What is Senioritis?
As we enter the second half of the American academic year, a familiar feeling of irreverence inevitably begins to set in amongst the ranks of our high school seniors. This feeling, known as “senioritis,” inspires students to do anything but their school work once their first acceptance letters from colleges begin to roll in. They’ve done it. They’ve reached the next level. Why continue to try to do work that no longer holds nearly as much weight as it did before they knew that they’d be going to their top-choice college?
How to handle this feeling?
And, truthfully, there is a fair point amidst this short-sighted line of thought. At this point, high school seniors have been attending school for as long as they can remember. Never in their lives have they known anything but the five-day work week with seasonal breaks sprinkled in for flavor. Therefore, it isn’t the worst thing if they let their minds wander a bit once they’ve achieved their college goals. That is, as long as they don’t let their grades drop to a point of no return. A good rule of thumb is to keep one’s grades within a full letter grade of their previous semester’s in each class. However, even this rule leaves a large amount of time open for students to have a break after they’ve received their acceptances.
How to Channel Senioritis
Unfortunately, this break too often takes the form of skipping classes once or twice a week to go hang out at a fast food place or play video games in a friend’s basement. This lackadaisical version of senioritis can, in turn, spiral into an inappropriately lax lifestyle for a senior hoping to maintain their offer of admission to a prestigious university. Therefore, in this post, I recommend a few ways students can channel their natural feelings of senioritis into positive experiences of exploration that will help them figure out what they would like to do in life. A list of such activities is presented below:
Shadow someone in a job in which you might be interested – One of the best ways to spend one’s time during senior year is to figure out what one might be interested in doing in college and beyond. And what better way to find out what a job is like than by actually getting under the hood and seeing how it’s done. Asking a neighbor, family friend, or family member to shadow them at their job is a great way to activate your network and express interest that could lead to a more meaningful connection down the road. Shadowing a trusted mentor at their job repurposes the act of skipping class into that of “career exploration” during the school day. Many high schools even offer some version of “senior experience” that is essentially a formalized shadowing opportunity at the end of the academic year.

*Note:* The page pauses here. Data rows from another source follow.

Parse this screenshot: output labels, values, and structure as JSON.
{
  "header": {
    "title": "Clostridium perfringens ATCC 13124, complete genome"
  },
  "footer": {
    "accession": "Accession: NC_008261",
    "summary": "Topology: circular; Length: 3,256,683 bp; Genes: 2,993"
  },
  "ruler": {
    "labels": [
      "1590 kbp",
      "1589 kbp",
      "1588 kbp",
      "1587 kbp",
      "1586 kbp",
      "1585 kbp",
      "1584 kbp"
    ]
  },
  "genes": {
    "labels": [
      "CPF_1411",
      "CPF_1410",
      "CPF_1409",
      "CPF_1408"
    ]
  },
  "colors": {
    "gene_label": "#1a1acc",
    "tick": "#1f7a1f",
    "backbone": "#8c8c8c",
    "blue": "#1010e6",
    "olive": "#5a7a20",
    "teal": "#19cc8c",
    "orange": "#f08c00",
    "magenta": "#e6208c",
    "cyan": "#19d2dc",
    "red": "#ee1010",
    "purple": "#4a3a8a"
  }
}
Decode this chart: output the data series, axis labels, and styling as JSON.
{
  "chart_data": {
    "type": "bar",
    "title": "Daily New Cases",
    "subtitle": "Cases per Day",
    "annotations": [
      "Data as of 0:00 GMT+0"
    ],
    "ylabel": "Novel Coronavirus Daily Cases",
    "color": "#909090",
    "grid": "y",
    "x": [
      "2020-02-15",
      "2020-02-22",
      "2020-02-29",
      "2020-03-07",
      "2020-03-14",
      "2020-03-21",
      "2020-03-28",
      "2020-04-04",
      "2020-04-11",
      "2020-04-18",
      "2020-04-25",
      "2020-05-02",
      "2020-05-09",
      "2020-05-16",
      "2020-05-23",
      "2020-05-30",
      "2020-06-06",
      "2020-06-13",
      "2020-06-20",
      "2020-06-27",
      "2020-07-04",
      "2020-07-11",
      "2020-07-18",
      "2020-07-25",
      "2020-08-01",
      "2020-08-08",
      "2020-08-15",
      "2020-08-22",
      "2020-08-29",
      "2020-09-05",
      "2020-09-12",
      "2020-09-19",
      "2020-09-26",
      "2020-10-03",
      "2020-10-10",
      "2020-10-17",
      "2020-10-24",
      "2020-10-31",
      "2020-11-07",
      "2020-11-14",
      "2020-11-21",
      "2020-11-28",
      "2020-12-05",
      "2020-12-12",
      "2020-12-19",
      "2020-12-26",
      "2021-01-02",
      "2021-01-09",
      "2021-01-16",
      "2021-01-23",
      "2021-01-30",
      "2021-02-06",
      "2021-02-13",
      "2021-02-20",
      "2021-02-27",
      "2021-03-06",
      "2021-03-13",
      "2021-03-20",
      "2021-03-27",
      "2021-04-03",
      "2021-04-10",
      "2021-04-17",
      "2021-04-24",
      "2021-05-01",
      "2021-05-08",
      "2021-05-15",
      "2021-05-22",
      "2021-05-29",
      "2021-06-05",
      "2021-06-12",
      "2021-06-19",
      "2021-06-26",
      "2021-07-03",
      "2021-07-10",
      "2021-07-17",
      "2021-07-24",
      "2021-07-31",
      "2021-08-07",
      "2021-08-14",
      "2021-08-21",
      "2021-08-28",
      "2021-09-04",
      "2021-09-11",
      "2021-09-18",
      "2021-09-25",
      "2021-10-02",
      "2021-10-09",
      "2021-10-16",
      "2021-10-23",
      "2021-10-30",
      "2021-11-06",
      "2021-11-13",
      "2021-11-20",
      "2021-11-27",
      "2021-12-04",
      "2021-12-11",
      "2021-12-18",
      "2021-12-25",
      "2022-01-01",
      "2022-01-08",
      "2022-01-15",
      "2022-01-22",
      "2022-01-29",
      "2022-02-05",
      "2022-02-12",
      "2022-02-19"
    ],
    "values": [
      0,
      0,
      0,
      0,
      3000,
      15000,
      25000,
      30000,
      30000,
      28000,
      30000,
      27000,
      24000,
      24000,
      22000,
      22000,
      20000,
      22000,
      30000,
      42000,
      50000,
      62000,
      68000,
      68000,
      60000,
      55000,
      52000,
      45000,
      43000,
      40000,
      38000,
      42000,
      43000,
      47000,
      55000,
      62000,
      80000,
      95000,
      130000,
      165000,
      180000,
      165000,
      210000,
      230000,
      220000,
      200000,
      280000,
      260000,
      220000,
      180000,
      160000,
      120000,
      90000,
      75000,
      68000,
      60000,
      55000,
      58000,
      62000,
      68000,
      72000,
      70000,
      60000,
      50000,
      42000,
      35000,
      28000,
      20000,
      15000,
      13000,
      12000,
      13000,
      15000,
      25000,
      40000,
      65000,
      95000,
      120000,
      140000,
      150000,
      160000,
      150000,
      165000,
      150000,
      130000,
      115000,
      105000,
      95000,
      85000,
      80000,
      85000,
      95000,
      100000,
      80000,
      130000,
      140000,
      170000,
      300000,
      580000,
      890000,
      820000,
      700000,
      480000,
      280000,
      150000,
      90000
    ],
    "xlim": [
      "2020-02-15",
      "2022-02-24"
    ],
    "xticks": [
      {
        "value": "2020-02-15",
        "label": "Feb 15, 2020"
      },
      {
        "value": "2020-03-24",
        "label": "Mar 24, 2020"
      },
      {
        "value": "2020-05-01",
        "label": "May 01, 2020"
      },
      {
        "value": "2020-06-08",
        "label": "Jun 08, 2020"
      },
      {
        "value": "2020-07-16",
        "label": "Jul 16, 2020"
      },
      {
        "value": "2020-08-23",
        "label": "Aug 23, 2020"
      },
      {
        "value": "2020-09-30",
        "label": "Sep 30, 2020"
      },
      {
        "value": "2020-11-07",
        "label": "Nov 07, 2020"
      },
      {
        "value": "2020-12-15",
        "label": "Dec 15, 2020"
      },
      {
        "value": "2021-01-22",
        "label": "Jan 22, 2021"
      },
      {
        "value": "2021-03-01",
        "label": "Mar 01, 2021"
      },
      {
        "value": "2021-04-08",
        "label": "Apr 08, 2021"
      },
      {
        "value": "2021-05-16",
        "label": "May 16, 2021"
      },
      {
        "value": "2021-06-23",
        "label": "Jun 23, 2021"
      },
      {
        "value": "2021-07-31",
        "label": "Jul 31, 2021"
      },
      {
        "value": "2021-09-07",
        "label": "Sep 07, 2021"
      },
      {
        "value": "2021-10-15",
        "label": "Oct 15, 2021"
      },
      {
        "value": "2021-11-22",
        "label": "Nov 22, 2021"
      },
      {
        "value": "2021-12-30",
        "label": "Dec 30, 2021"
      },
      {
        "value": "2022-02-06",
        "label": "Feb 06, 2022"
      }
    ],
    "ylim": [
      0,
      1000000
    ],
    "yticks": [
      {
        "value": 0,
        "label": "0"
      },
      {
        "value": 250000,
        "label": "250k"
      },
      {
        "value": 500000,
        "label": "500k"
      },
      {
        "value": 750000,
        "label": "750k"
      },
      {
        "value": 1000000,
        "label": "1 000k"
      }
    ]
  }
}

Reach out to a professor at your top-choice school – Professors love connecting with their students, and it’s never too early to start crafting connections with folks who you look up to. Therefore, if there is a specific professor or department head in your favorite subject at your future university, reach out to them! Express your interest in their subject and maybe even schedule a time to get coffee with them when you visit for admitted students day. You’ll get a fun conversation out of the deal, and, hey, you might just meet your future major advisor or honors thesis mentor. You never know! Either way, you’ll be able to get the lay of the land at your future home through the eyes of a trusted guide.
Create a “dream list” and then come up with the steps to reach each dream – The one thing I wish I did more of in high school was goal-setting. Setting goals for yourself is vital to making sure that you get the most out of your college experience and, thus, feel satisfied with the opportunities offered by your degree once you graduate. That being said, coming up with a list of “dream” jobs or opportunities and then charting a path toward those dreams is a fun and productive way to crack into the world of goal-setting. You might even get to know yourself a little bit better while completing this activity, and getting closer to our internal (and, perhaps, even subconscious) desires is what allows us to find long-term happiness!
Step out of your comfort zone – If all of the options that I mention above sound like complete malarkey, then at least go out, get creative, and have fun doing something new. Have you always wanted to learn how to paint but have had “too much school work” to head over to that art studio at the end of the block? Go! Have you loved listening to the piano since you were a kid? Try to learn some of your favorite songs on your family’s old Casio. Do some traveling. Meet new people. Write! Go do something that you’ve dreamed of doing since you were a kid. Because, before you know it, you’ll be subject to another academic calendar, another set of classes, another tall stack of responsibilities, and it will be too late.